Get Original URL
Once I got into trouble while crawling some websites. Some of the URL I had wasn't the original URL, rather they were redirecting to some other URL. Then I came up with a function to get the original URL. Here I share it with you:
Please send me your comments on this piece of code.
def get_original_url(url):
"""This function takes an url and returns the original url with cookie (if any)
"""
cj = cookielib.CookieJar()
opener = urllib2.build_opener(urllib2.HTTPCookieProcessor(cj))
opener.addheaders = [('User-agent', 'Mozilla/5.0')]
usock = opener.open(url)
url = usock.geturl()
usock.close()
return url, cj
Please send me your comments on this piece of code.
Comments
Could you please make it clearer how to use the CookieJar?

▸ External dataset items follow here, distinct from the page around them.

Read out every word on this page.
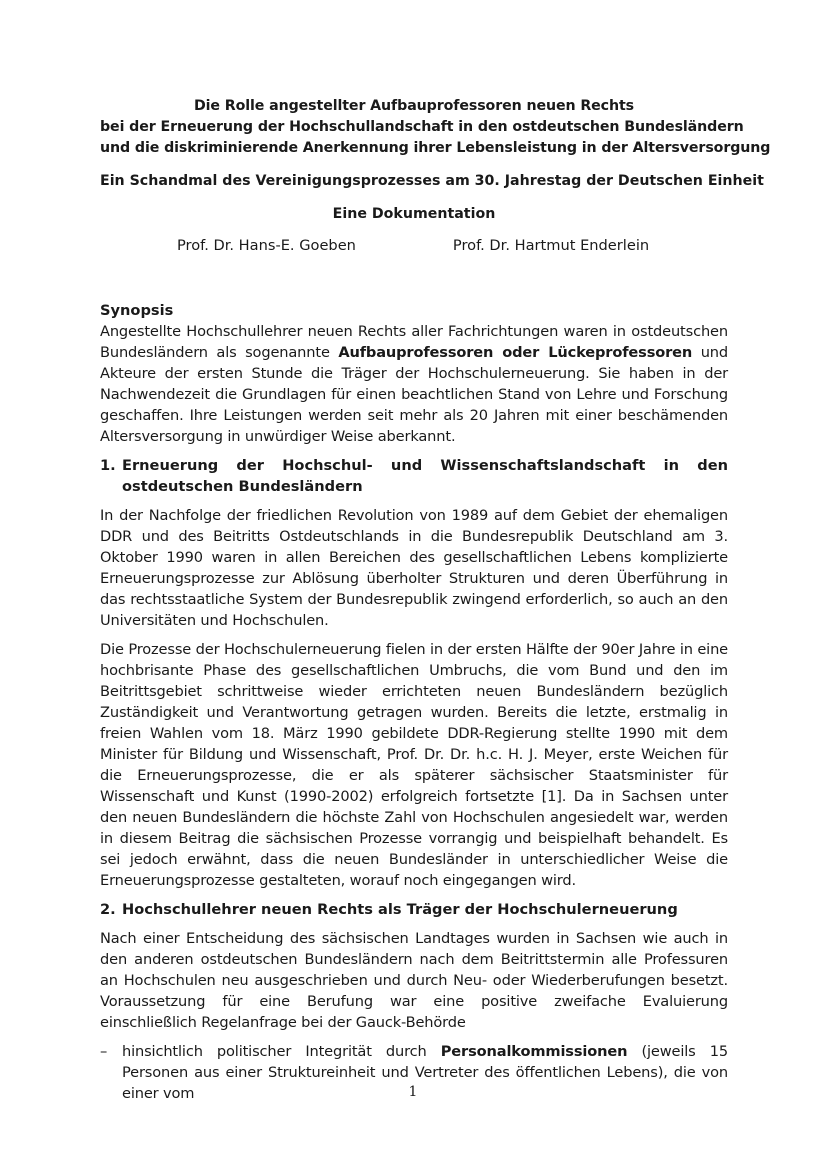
Die Rolle angestellter Aufbauprofessoren neuen Rechts
bei der Erneuerung der Hochschullandschaft in den ostdeutschen Bundesländern
und die diskriminierende Anerkennung ihrer Lebensleistung in der Altersversorgung
Ein Schandmal des Vereinigungsprozesses am 30. Jahrestag der Deutschen Einheit
Eine Dokumentation
Prof. Dr. Hans-E. Goeben	Prof. Dr. Hartmut Enderlein
Synopsis

Angestellte Hochschullehrer neuen Rechts aller Fachrichtungen waren in ostdeutschen Bundesländern als sogenannte Aufbauprofessoren oder Lückeprofessoren und Akteure der ersten Stunde die Träger der Hochschulerneuerung. Sie haben in der Nachwendezeit die Grundlagen für einen beachtlichen Stand von Lehre und Forschung geschaffen. Ihre Leistungen werden seit mehr als 20 Jahren mit einer beschämenden Altersversorgung in unwürdiger Weise aberkannt.

1. Erneuerung der Hochschul- und Wissenschaftslandschaft in den ostdeutschen Bundesländern

In der Nachfolge der friedlichen Revolution von 1989 auf dem Gebiet der ehemaligen DDR und des Beitritts Ostdeutschlands in die Bundesrepublik Deutschland am 3. Oktober 1990 waren in allen Bereichen des gesellschaftlichen Lebens komplizierte Erneuerungsprozesse zur Ablösung überholter Strukturen und deren Überführung in das rechtsstaatliche System der Bundesrepublik zwingend erforderlich, so auch an den Universitäten und Hochschulen.

Die Prozesse der Hochschulerneuerung fielen in der ersten Hälfte der 90er Jahre in eine hochbrisante Phase des gesellschaftlichen Umbruchs, die vom Bund und den im Beitrittsgebiet schrittweise wieder errichteten neuen Bundesländern bezüglich Zuständigkeit und Verantwortung getragen wurden. Bereits die letzte, erstmalig in freien Wahlen vom 18. März 1990 gebildete DDR-Regierung stellte 1990 mit dem Minister für Bildung und Wissenschaft, Prof. Dr. Dr. h.c. H. J. Meyer, erste Weichen für die Erneuerungsprozesse, die er als späterer sächsischer Staatsminister für Wissenschaft und Kunst (1990-2002) erfolgreich fortsetzte [1]. Da in Sachsen unter den neuen Bundesländern die höchste Zahl von Hochschulen angesiedelt war, werden in diesem Beitrag die sächsischen Prozesse vorrangig und beispielhaft behandelt. Es sei jedoch erwähnt, dass die neuen Bundesländer in unterschiedlicher Weise die Erneuerungsprozesse gestalteten, worauf noch eingegangen wird.

2. Hochschullehrer neuen Rechts als Träger der Hochschulerneuerung

Nach einer Entscheidung des sächsischen Landtages wurden in Sachsen wie auch in den anderen ostdeutschen Bundesländern nach dem Beitrittstermin alle Professuren an Hochschulen neu ausgeschrieben und durch Neu- oder Wiederberufungen besetzt. Voraussetzung für eine Berufung war eine positive zweifache Evaluierung einschließlich Regelanfrage bei der Gauck-Behörde

–	hinsichtlich politischer Integrität durch Personalkommissionen (jeweils 15 Personen aus einer Struktureinheit und Vertreter des öffentlichen Lebens), die von einer vom	1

I've coded a neat little script a few days ago that gets a random token from a website and uses urllib2 to get the cookie string: the string is response.info()['set-cookie']. I tried to use this string by adding it to the headers (Cookie: the_string), but it won't work.
So to be clear here, I have faked a user-agent, logged in, got the set-cookies header, and have no clue how to use it. Now I need to retrieve some pages using that cookie.
If you write a post about this, I'll write about your blog on mine (if it's ok). Thanks anyway.
I shall try to write a post about how to use cookiejar soon (hopefully by this week), so stay tuned! :)